I developed a (personal) Squeak application a few decades ago and to this day it stands out as a novel software development experience that I'm very glad I did. I highly recommend everyone even remotely interested in Smalltalk read the classic "Design Principles Behind Smalltalk" [0]
Perhaps the most immediately shocking feature of Squeak is the "world" which relates to the principle:
> Operating System: An operating system is a collection of things that don't fit into a language. There shouldn't be one.
This means all Squeak programs live in their own, entirely Squeak based, virtual machine. This was, understandably, off putting to many devs since you can't bring any of your local tooling with you, but it had some interesting consequences. For starters, way back in the early 2000s, you could keep your Squeak image on a thumb drive and bring your entire dev environment with you to not only different computers, but different OSes! Then, in the Squeak window system, you could view the source of any arbitrary window or part of the gui.
Squeak, despite the small community, had some really novel software at the time. Monticello was a dvcs that predated git! There were also a proper object graph database, GemStone, that could be used for object persistence that, at least from an interface level, still beats any ORM we have today. There was also a feature that allowed method lookup by putting in the inputs and expected outputs (I still haven't seen anything like this).
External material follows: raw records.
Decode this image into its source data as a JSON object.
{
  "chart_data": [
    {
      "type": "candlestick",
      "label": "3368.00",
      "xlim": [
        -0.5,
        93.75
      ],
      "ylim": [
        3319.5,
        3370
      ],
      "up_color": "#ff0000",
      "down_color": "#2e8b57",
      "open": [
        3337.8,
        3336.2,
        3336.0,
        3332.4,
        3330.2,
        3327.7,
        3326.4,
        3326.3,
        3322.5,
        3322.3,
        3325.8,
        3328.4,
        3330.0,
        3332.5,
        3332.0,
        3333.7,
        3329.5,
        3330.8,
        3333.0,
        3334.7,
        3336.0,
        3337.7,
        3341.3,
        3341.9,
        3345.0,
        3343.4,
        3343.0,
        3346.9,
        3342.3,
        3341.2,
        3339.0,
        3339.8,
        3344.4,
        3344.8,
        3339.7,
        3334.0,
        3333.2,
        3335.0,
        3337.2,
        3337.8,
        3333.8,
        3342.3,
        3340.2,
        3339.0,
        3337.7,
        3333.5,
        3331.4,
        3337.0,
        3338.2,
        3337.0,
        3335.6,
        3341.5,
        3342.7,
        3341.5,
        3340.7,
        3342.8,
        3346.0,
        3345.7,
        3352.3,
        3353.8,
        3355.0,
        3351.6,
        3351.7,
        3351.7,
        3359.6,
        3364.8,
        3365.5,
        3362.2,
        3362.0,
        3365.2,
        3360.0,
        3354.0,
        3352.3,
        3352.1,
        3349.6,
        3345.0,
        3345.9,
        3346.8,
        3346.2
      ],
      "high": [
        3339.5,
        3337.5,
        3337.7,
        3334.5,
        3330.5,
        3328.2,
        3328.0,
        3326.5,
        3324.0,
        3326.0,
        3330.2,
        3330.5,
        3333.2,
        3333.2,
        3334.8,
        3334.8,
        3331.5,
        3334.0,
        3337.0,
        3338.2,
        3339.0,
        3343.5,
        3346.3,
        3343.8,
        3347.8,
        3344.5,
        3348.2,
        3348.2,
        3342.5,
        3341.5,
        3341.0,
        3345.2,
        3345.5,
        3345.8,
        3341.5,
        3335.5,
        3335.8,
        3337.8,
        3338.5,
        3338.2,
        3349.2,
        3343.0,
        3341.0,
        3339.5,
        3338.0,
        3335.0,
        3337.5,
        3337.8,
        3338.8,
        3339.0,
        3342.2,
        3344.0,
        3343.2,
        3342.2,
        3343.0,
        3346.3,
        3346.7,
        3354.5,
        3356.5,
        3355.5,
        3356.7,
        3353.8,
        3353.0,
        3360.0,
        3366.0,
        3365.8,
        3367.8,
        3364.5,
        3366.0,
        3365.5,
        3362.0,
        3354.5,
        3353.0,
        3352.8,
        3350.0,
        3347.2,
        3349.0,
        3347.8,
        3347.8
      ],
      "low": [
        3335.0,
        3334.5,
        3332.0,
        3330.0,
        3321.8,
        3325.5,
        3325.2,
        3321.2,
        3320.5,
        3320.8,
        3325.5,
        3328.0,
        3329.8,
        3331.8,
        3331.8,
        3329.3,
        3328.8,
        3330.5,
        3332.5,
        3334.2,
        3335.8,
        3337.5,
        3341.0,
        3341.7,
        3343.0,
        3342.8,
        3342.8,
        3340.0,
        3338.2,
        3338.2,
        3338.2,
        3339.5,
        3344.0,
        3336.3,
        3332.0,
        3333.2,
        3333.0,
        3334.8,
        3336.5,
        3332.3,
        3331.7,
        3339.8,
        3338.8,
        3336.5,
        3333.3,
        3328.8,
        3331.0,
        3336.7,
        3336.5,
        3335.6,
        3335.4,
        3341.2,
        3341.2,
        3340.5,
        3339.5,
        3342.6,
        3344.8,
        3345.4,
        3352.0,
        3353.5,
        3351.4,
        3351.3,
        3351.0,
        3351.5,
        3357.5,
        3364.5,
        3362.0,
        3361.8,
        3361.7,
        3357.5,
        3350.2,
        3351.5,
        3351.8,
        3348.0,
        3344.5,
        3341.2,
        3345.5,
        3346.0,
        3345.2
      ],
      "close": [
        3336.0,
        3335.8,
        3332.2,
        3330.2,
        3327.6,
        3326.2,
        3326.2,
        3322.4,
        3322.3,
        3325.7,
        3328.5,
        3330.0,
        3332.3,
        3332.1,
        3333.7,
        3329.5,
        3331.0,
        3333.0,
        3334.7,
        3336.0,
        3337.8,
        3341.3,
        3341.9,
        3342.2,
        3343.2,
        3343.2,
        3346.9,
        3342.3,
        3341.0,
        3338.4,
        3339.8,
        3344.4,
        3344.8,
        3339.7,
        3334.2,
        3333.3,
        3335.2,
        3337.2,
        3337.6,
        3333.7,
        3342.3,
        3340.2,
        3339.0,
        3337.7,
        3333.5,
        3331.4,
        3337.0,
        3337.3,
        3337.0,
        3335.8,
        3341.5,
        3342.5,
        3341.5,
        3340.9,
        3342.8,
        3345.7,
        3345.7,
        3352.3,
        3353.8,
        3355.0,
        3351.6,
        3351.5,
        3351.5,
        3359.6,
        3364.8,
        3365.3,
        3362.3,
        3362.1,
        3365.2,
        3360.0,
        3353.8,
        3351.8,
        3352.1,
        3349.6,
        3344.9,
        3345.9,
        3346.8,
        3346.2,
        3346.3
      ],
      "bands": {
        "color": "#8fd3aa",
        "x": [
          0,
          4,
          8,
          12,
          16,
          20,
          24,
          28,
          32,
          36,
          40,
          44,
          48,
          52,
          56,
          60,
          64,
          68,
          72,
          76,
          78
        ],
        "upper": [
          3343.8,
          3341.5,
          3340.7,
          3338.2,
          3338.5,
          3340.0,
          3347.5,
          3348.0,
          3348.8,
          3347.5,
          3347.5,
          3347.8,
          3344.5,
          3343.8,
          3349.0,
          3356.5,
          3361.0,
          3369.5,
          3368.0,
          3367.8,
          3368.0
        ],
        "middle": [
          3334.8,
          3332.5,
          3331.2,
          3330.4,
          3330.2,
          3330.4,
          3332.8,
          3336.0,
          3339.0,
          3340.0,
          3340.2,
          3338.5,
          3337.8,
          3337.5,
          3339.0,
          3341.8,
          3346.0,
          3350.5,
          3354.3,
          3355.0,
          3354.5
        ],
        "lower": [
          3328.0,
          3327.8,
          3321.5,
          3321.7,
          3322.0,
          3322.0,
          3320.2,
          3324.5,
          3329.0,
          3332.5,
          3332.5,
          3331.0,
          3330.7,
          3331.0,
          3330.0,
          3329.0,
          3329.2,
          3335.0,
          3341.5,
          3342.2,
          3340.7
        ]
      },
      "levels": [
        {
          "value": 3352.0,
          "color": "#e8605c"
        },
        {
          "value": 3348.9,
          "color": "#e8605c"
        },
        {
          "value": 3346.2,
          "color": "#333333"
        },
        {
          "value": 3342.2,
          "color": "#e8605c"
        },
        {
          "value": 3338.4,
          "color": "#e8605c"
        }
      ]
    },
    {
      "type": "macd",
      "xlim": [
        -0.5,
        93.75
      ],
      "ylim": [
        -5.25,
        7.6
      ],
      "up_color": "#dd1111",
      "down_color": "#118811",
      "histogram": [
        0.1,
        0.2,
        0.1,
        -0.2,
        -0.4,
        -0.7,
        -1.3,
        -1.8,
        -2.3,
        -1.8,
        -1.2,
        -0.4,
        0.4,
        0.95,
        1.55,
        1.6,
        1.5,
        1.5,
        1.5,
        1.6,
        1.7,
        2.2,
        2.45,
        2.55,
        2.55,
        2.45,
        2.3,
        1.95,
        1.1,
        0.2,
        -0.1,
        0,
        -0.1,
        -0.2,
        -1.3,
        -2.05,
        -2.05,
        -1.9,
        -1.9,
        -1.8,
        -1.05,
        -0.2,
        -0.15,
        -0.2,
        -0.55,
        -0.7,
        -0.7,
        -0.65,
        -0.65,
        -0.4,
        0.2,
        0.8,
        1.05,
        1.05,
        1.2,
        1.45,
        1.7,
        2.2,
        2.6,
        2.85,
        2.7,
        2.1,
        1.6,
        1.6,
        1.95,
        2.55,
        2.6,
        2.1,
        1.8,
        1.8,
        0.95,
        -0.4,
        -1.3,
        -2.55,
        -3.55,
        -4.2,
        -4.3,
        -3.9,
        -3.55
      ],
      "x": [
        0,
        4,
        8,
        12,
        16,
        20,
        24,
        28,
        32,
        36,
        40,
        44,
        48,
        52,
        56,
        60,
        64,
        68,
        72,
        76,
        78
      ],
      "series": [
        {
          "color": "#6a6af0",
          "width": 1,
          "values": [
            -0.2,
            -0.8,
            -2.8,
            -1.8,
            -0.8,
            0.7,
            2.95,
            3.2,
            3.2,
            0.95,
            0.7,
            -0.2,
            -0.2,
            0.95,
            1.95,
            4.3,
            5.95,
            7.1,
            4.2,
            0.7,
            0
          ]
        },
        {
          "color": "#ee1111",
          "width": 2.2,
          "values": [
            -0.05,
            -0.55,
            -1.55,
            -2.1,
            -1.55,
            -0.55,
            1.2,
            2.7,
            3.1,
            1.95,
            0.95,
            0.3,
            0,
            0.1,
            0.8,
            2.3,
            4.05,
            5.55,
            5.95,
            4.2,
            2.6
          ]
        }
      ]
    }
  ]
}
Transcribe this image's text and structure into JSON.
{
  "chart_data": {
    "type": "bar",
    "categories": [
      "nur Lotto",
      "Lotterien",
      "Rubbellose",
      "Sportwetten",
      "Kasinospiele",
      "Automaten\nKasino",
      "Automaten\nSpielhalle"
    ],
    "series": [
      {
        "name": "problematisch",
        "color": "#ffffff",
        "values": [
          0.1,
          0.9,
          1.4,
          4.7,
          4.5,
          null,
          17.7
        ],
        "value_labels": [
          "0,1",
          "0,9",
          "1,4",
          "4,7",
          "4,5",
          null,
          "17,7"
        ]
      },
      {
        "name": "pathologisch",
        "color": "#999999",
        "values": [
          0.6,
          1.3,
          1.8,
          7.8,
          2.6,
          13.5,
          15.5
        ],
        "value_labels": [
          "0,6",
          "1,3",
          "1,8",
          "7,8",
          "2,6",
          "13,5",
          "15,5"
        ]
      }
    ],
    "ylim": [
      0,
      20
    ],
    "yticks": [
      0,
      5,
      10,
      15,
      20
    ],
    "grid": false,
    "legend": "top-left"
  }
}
In general learning about the history of Smalltalk interactively really drove home how incredibly novel of a system is was, and still remains in some ways today.
0. https://www.cs.virginia.edu/~evans/cs655/readings/smalltalk....
I am very interested in the combination of Smalltalk and local-first (offline-first) designs, and the ability to share code and data on ad-hoc networks.
I know the One Laptop Per Child project started with Squeak (Scratch) with this in mind, but Scratch has since moved to an always-on Internet and Python for the environment.
I know there is a preoccupation on LLMs and vibe coding … but just as there is a smallweb movement keeping that torch lit in a sea of enshittification, there is something to be said about a development environment that can be customized by end users. For example, a website/blog authoring tool or RSS feed reader written in Smalltalk would be interesting, if not directly monetizable.